Fasmer Kristine E, Sæterstøl Jostein, Ljunggren Maria B S, Brun Astrid M K, Pijnenborg Johanna M A, Woie Kathrine, Krakstad Camilla, Haldorsen Ingfrid S
Mohn Medical Imaging and Visualization Centre (MMIV), Department of Radiology, Haukeland University Hospital, Bergen, Norway.
Section for Radiology, Department of Clinical Medicine, University of Bergen, Bergen, Norway.
BMC Cancer. 2025 May 15;25(1):879. doi: 10.1186/s12885-025-14155-3.
The objective of this study is to quantify abdominal obesity markers from computed tomography (CT) scans at primary diagnosis and follow-up in a large endometrial cancer cohort, and to assess temporal change in obesity markers in relation to surgicopathological patient characteristics and outcome.
Total- (TAV), subcutaneous- (SAV), visceral (VAV) abdominal fat volumes, and visceral-to-total fat percentage (VAV%) were derived from CT scans acquired in an endometrial cancer patient cohort at primary diagnosis (n=293). Temporal (delta, δ) changes in CT obesity markers from primary diagnosis to follow-up were assessed for all patients with a follow-up CT 13 (7, 19) [median (interquartile range)] months after diagnosis (n=152/293 patients). The CT obesity markers were assessed in relation to clinicopathological features and progression-free survival (PFS) using Mann-Whitney U-test, and Cox hazard ratios (HRs), respectively.

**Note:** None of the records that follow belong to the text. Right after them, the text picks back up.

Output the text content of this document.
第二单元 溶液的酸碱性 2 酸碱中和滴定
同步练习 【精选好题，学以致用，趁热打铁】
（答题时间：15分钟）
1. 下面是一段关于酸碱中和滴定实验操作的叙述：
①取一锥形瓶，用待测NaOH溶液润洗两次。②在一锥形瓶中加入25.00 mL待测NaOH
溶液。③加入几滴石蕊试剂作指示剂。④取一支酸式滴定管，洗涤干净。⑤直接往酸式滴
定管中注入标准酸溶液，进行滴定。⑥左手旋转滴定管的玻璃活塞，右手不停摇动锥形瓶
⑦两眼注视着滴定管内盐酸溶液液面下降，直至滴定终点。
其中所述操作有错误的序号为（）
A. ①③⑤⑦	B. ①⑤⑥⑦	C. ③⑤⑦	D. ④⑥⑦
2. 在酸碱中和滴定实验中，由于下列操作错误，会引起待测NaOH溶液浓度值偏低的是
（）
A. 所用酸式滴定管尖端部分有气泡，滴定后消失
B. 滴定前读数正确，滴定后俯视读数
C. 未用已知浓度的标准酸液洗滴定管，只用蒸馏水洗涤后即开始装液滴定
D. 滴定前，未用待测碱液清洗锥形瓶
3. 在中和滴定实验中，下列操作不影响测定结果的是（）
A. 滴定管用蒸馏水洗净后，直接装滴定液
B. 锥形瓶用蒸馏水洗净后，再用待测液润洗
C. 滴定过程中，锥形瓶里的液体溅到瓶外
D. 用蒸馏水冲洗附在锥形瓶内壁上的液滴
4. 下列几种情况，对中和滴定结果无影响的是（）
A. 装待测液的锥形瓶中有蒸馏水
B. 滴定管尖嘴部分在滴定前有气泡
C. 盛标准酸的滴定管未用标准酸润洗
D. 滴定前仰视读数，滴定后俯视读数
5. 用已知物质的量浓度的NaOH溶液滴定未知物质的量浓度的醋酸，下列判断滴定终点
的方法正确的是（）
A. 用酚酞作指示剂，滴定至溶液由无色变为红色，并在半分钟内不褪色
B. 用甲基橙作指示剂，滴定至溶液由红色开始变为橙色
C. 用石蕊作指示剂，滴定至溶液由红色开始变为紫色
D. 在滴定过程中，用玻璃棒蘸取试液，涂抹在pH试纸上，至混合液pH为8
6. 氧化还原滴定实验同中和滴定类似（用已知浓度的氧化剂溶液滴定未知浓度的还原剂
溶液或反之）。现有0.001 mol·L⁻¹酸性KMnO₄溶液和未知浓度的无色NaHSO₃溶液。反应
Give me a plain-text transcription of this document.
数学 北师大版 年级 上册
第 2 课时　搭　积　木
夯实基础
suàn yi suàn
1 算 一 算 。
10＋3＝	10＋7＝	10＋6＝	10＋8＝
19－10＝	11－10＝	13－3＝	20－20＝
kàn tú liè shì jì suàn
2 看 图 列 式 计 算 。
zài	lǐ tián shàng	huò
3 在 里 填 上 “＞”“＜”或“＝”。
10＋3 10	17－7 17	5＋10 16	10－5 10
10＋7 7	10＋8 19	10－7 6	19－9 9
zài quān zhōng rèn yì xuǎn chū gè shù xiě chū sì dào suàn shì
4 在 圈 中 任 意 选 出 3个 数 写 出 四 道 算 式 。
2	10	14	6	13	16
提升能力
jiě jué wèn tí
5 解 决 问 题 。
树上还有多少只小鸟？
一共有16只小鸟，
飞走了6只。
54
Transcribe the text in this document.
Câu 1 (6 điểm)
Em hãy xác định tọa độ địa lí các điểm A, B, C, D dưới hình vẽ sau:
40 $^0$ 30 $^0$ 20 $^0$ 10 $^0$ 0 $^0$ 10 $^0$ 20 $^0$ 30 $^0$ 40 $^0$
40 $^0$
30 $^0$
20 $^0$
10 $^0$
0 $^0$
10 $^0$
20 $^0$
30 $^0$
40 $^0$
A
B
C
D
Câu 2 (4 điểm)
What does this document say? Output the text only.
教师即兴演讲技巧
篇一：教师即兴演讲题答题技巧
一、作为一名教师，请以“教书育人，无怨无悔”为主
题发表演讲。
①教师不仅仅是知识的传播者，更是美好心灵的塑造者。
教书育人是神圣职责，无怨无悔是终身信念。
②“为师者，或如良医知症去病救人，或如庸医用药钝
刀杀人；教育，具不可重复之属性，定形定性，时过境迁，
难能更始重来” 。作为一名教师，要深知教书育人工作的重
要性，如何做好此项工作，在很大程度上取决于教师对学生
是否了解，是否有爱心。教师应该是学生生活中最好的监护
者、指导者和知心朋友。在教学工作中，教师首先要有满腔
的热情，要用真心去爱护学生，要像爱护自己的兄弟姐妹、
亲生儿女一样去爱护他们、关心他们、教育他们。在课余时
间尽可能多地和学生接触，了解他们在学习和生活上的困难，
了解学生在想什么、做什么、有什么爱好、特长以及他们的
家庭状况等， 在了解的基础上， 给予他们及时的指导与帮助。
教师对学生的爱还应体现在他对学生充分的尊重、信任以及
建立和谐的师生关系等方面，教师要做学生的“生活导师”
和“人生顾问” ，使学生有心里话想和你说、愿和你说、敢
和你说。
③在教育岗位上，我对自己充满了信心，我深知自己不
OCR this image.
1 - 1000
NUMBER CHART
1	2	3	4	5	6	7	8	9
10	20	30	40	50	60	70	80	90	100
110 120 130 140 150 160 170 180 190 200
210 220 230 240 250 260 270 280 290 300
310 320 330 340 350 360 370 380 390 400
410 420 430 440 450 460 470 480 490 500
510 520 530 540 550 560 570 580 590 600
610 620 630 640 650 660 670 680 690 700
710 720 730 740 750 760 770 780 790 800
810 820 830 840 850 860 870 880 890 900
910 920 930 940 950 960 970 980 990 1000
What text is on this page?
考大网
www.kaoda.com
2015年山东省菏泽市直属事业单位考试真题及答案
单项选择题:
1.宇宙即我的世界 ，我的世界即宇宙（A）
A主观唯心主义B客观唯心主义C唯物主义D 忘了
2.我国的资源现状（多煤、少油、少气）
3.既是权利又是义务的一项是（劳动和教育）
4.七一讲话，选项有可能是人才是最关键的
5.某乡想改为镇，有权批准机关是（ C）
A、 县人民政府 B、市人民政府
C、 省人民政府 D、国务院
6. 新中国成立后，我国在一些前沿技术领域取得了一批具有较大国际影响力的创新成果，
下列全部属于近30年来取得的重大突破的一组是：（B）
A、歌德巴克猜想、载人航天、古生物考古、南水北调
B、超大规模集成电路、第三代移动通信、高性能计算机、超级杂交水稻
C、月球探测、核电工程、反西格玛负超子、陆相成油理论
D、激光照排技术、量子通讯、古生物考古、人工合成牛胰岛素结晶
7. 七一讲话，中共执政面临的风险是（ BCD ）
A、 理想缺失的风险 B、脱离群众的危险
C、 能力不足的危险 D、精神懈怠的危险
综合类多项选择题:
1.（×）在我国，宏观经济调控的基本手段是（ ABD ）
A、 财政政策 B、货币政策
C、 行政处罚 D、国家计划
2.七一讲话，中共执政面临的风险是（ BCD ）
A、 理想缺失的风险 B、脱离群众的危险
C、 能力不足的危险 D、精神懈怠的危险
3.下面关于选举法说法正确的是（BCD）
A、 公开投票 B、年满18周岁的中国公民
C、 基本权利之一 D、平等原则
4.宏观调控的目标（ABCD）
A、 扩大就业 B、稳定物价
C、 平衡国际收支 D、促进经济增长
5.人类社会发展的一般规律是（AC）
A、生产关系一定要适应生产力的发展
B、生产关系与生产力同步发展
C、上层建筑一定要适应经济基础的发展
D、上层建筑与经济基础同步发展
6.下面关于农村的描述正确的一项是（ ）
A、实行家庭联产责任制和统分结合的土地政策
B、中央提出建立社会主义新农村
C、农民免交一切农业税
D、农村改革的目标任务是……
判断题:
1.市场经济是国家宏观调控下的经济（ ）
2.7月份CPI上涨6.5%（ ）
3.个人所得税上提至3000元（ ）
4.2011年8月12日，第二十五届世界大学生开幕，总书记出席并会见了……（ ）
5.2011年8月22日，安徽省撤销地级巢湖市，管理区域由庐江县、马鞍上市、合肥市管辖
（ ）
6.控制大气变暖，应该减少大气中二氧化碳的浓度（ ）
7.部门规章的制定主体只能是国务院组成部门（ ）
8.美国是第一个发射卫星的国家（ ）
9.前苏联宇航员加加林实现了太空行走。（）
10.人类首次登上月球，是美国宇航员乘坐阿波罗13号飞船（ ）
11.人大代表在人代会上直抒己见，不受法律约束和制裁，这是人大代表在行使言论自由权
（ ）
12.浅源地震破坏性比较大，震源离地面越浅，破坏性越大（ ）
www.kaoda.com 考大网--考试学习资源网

At primary diagnosis, VAV% was the only marker significantly associated with high-risk histology (median of 33% for endometrioid endometrial carcinoma (EEC) grade 1-2, 36% for EEC grade 3 and 36% for non-endometrioid EC, p = 0.003), myometrial invasion (MI) (median of 34% for MI < 50% vs. 35% for MI ≥ 50%, p = 0.03) and lymphovascular space invasion (LVSI) (median of 34% for no LVSI vs. 36% for LVSI, p = 0.009). High VAV% (≥ 35%) also predicted poor PFS both in univariable analysis (HR = 1.8, p = 0.02), and when stratified for surgicopathological FIGO stage (HR = 3.1, p = 0.03). At follow-up, median TAV, VAV, SAV, and VAV% were significantly lower than at primary diagnosis (p < 0.001 for all). Furthermore, patients with progression had larger reductions in visceral fat compartments (δVAV=-24%, δVAV% =-3%), than patients with no progression (δVAV=-17%, δVAV%=-2%, p ≤ 0.006 for both).
Visceral abdominal obesity (high VAV%) is associated with high-risk histologic features, myometrial invasion, and poor prognosis. Furthermore, high visceral fat loss during/following therapy is associated with disease progression.
本研究的目的是在一个大型子宫内膜癌队列中,对初次诊断及随访时计算机断层扫描(CT)图像中的腹部肥胖标志物进行量化,并评估肥胖标志物随时间的变化与患者手术病理特征及预后的关系。
从子宫内膜癌患者队列初次诊断时(n = 293)获取的CT图像中得出腹部总脂肪体积(TAV)、皮下脂肪体积(SAV)、内脏脂肪体积(VAV)以及内脏脂肪与总脂肪百分比(VAV%)。对所有在诊断后13(7,19)[中位数(四分位间距)]个月进行随访CT检查的患者(n = 152/293例患者),评估从初次诊断到随访期间CT肥胖标志物的时间变化(差值,δ)。分别使用Mann-Whitney U检验以及Cox风险比(HR),将CT肥胖标志物与临床病理特征及无进展生存期(PFS)进行评估。
在初次诊断时,VAV%是唯一与高危组织学显著相关的标志物(子宫内膜样腺癌(EEC)1 - 2级中位数为33%,EEC 3级为36%,非子宫内膜样EC为36%,p = 0.003)、肌层浸润(MI)(MI < 50%时中位数为34%,MI≥50%时为35%,p = 0.03)以及淋巴管间隙浸润(LVSI)(无LVSI时中位数为34%,有LVSI时为36%,p = 0.009)。高VAV%(≥35%)在单因素分析中(HR = 1.8,p = 0.02)以及按手术病理国际妇产科联合会(FIGO)分期分层时(HR = 3.1,p = 0.03)均预示着PFS较差。在随访时,TAV、VAV、SAV及VAV%的中位数均显著低于初次诊断时(所有p < 0.001)。此外,病情进展的患者内脏脂肪区的减少幅度更大(δVAV = -24%,δVAV% = -3%),高于无进展的患者(δVAV = -17%,δVAV% = -2%,两者p≤0.006)。
内脏型腹部肥胖(高VAV%)与高危组织学特征、肌层浸润及预后不良相关。此外,治疗期间/治疗后内脏脂肪大量减少与疾病进展相关。